The first time I had sex, was with a girl named Angela while we were listening to Meatloaf’s Bat Out Of Hell album. Anyone who has ever heard this album knows that it doesn’t exactly create the ideal backdrop for losing one’s virginity. It’s akin to saying that Def Leppard’s Hysteria was playing when you had your First Communion. To be honest, I didn’t have much choice in the musical selection that evening. We started getting down to business in her dorm room, and I hadn’t known in advance that this was going to happen so I hadn’t thought to bring any “mood music.” She had a few tapes, most of which were lousy. The only one that seemed palatable to me was Bat Out Of Hell. Perhaps I thought the ten minute title track that led the album would be loud enough to keep the people in the hallway from overhearing the sounds of our ecstasy. If so, I admire the moxie I had that led me to think the experience was going to last much more than ten seconds, nevermind ten minutes.
A few years later, I attempted to rewrite this portion of my sexual history by claiming that it was not Meat Loaf, but Marvin Gaye who was the soundtrack to my first fumbling attempts at lovemaking. Of course, the first time I said this I was pretty drunk, so what actually came out of my mouth was “The first time I had sex was with Marvin Gaye.”
So there it is: rather than stick to the truth of a situation, I chose to describe my entrance into manhood as being accompanied by a soul legend, rather than an obsese, sweaty screamer prone to Wagnerian musical excess.
People who define themselves by the music they listen to, worry about what Last FM says about them, while people who don’t, have nothing to fear.
The thing is, I listen to my share of “bad” music. The very first live show I ever went to was The Monkees Reunion tour in 1987, with “Weird Al” Yankovic opening for them. I have, on occasion, psyched myself up by listening to songs by The Alan Parsons Project. And, swear to God, I will knock you to the ground for saying anything bad about “Sussudio” by Phil Collins. So I
don’t exactly have an impeachable record of coolness when it comes to music.

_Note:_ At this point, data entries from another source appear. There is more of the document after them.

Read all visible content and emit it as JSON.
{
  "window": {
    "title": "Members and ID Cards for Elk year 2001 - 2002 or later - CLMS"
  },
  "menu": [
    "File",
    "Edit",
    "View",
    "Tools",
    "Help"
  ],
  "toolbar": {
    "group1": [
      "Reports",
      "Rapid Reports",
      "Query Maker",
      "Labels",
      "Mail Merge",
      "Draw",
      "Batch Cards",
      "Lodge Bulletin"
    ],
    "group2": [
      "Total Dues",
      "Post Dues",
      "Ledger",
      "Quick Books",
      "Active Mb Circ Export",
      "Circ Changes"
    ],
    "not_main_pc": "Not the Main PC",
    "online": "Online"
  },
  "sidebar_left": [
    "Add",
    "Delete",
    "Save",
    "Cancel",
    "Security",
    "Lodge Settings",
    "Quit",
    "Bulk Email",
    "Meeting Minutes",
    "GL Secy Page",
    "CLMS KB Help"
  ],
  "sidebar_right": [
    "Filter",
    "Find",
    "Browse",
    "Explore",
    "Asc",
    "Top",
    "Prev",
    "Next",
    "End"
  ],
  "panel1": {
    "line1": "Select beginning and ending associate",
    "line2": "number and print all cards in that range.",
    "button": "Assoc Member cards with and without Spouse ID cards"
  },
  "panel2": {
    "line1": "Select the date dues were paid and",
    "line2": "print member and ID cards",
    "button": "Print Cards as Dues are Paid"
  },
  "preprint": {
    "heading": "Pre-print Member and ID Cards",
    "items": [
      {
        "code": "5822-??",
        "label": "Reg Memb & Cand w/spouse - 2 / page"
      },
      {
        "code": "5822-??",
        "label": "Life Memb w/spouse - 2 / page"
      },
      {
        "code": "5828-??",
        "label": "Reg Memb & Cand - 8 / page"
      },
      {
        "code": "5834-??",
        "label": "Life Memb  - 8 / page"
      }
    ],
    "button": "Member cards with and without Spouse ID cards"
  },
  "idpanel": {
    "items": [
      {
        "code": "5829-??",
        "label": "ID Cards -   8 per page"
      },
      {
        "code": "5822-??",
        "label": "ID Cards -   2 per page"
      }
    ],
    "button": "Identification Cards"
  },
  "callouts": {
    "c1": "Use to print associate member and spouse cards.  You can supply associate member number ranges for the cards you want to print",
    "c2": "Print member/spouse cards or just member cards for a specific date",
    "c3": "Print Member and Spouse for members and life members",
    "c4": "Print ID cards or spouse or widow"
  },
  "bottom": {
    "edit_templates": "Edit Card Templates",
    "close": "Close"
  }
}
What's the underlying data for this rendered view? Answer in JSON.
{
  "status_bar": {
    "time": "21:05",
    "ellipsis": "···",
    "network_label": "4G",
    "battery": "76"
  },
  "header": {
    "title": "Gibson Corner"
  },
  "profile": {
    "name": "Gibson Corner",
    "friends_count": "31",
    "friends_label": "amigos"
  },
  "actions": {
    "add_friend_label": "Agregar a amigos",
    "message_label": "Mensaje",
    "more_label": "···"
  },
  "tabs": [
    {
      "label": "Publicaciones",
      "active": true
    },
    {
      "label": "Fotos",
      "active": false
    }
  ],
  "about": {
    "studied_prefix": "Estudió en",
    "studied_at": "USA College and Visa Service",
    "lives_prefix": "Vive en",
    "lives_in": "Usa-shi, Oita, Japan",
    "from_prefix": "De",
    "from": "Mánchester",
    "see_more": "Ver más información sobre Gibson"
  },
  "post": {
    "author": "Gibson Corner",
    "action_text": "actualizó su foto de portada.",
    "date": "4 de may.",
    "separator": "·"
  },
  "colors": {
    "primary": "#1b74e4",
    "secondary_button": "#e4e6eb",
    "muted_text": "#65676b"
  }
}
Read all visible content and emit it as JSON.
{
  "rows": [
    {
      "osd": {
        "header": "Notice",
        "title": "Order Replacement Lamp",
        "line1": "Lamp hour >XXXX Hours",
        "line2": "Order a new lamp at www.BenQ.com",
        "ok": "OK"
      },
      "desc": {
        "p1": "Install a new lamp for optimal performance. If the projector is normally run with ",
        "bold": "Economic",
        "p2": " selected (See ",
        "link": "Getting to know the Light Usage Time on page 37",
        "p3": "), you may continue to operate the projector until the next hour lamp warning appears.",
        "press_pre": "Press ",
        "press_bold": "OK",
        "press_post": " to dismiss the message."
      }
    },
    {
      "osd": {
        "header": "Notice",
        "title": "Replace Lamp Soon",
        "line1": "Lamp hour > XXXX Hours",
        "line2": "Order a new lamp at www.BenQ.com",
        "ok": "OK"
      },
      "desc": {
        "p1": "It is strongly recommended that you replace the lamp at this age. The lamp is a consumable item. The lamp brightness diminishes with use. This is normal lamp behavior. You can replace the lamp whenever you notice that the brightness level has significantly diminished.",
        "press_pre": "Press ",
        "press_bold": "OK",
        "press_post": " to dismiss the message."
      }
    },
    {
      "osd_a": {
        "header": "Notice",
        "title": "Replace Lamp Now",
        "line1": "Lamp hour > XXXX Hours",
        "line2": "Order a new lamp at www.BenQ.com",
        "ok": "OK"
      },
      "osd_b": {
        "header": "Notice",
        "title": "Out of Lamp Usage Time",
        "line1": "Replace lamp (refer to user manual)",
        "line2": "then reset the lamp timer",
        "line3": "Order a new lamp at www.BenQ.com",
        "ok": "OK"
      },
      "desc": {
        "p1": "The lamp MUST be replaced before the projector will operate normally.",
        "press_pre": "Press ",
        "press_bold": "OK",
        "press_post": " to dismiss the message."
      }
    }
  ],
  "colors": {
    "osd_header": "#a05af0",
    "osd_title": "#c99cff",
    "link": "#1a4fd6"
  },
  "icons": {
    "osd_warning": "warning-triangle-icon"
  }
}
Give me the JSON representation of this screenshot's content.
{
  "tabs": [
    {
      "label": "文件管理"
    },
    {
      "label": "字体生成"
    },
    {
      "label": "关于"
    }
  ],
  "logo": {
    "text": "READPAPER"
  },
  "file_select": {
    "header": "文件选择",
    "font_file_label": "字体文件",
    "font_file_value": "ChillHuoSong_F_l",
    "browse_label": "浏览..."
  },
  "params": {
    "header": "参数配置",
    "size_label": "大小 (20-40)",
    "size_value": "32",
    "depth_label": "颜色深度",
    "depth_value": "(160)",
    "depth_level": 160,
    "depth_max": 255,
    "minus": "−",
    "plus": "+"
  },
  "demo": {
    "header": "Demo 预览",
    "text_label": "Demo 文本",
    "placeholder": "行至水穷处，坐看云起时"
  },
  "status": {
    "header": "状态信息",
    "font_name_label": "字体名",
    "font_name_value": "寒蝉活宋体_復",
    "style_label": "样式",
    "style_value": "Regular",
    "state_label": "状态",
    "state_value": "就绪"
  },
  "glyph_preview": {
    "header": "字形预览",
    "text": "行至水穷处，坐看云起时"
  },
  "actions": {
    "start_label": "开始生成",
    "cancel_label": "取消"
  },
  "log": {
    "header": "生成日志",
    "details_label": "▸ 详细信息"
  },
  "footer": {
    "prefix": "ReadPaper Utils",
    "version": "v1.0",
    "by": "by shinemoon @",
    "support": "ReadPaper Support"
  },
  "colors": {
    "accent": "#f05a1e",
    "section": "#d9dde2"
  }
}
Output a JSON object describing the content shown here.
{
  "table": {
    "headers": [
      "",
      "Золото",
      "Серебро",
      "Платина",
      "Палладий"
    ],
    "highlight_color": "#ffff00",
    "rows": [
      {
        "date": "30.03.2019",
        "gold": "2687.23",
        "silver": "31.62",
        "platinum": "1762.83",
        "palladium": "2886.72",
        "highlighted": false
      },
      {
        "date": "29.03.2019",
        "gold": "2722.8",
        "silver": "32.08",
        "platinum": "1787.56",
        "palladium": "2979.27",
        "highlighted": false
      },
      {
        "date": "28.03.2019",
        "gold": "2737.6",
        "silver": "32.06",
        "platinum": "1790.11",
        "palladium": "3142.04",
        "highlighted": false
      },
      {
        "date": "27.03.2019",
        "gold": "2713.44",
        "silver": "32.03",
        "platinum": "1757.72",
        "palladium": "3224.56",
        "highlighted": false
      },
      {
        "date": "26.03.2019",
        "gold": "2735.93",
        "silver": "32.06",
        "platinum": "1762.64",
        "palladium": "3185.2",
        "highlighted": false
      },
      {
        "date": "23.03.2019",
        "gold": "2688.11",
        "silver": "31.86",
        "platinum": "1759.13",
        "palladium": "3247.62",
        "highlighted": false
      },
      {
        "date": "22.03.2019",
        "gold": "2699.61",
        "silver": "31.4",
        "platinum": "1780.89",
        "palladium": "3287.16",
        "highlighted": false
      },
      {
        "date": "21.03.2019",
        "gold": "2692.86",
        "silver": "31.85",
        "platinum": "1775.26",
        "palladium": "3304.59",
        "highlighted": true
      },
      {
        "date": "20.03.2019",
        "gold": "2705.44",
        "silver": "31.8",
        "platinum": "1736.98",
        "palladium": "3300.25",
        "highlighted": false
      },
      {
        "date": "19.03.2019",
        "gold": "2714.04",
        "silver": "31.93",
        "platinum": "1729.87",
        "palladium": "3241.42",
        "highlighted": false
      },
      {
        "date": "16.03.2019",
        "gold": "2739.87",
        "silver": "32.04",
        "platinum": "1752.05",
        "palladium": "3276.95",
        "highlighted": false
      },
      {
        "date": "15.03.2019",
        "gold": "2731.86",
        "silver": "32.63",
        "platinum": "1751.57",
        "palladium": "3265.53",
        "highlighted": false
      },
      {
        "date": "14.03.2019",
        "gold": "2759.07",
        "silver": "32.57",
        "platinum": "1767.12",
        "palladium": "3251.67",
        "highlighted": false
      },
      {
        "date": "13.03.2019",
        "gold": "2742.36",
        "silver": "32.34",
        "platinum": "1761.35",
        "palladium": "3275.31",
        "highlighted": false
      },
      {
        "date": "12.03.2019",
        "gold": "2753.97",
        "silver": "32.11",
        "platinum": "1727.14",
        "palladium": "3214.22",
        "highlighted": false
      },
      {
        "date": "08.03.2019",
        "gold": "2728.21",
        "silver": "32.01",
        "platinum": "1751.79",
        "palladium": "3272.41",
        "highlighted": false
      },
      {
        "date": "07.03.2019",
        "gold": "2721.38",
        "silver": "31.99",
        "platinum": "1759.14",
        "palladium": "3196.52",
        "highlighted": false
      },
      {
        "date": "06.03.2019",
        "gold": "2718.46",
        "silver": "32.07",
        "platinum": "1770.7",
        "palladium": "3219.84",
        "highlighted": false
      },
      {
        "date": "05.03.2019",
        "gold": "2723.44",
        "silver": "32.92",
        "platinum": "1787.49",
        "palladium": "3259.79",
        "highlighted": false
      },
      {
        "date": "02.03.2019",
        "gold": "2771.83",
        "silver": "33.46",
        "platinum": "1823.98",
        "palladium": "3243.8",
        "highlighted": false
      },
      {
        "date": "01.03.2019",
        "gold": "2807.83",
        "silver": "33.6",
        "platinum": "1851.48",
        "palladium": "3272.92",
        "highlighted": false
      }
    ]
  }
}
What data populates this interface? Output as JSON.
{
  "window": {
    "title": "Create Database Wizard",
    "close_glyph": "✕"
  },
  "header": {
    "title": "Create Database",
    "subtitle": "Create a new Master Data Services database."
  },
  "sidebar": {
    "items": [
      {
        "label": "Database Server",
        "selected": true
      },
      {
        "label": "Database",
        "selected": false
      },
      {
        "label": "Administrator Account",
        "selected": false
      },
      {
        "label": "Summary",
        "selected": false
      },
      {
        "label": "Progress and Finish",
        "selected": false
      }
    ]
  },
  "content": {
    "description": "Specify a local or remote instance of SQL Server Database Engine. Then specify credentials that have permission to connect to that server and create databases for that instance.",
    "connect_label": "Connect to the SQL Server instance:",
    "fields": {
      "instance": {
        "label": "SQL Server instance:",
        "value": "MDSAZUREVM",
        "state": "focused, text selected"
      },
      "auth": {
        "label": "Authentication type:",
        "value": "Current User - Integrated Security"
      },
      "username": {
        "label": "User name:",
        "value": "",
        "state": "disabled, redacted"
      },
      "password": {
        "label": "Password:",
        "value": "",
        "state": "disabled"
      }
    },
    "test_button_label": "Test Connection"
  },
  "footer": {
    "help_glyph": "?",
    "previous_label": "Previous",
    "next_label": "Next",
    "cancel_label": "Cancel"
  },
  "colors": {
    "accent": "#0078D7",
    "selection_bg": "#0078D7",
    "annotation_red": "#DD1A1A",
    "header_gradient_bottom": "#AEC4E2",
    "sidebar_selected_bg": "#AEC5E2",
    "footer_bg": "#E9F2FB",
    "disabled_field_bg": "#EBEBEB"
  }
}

Let me be clear: people define themselves by the music they listen to, aren’t really interested in making sure their taste in music is seen as particularly cutting edge. It has more to do with tracking your personality or the personality of others by how they relate to music. Deleting those Aerosmith and KISS songs from my Last.FM profile was just like telling people I lost my virginity to Marvin Gaye. So to speak. I didn’t do it because those songs are terrible. They are, but that’s not why it bothered me. I just didn’t want to claim them as my own. They weren’t part of who I considered myself to be.
I know there are people out there who don’t use musical taste as a means of discovering things about other people. Whereas me? I am sure I can tell everything about you by asking you which Beatles album is your favorite. I know whether or not we’re going to get along by your preference for either the German or American version of “99 Luftballoons.” Or whether you even have a preference at all. I’m also a firm believer in the notion that you can tell how much fun someone might be at a party by whether or not he or she can sing the chorus of “Jungle Love” by The Time.
I know there are other people out there like me. In fact, it’s given me an idea for a speed-dating service called MixDate. You will sit down at a table across from someone, and they will hand you a CD of their favorite songs, and you will hand them one of yours. And then you’ll get up, and move to the next table. After you listen to all the CDs, you tell MixDate which ones you liked the best, and they’ll tell you who liked yours. If there’s a match, you trade phone numbers. I guarantee this would be the most successful dating service of all time.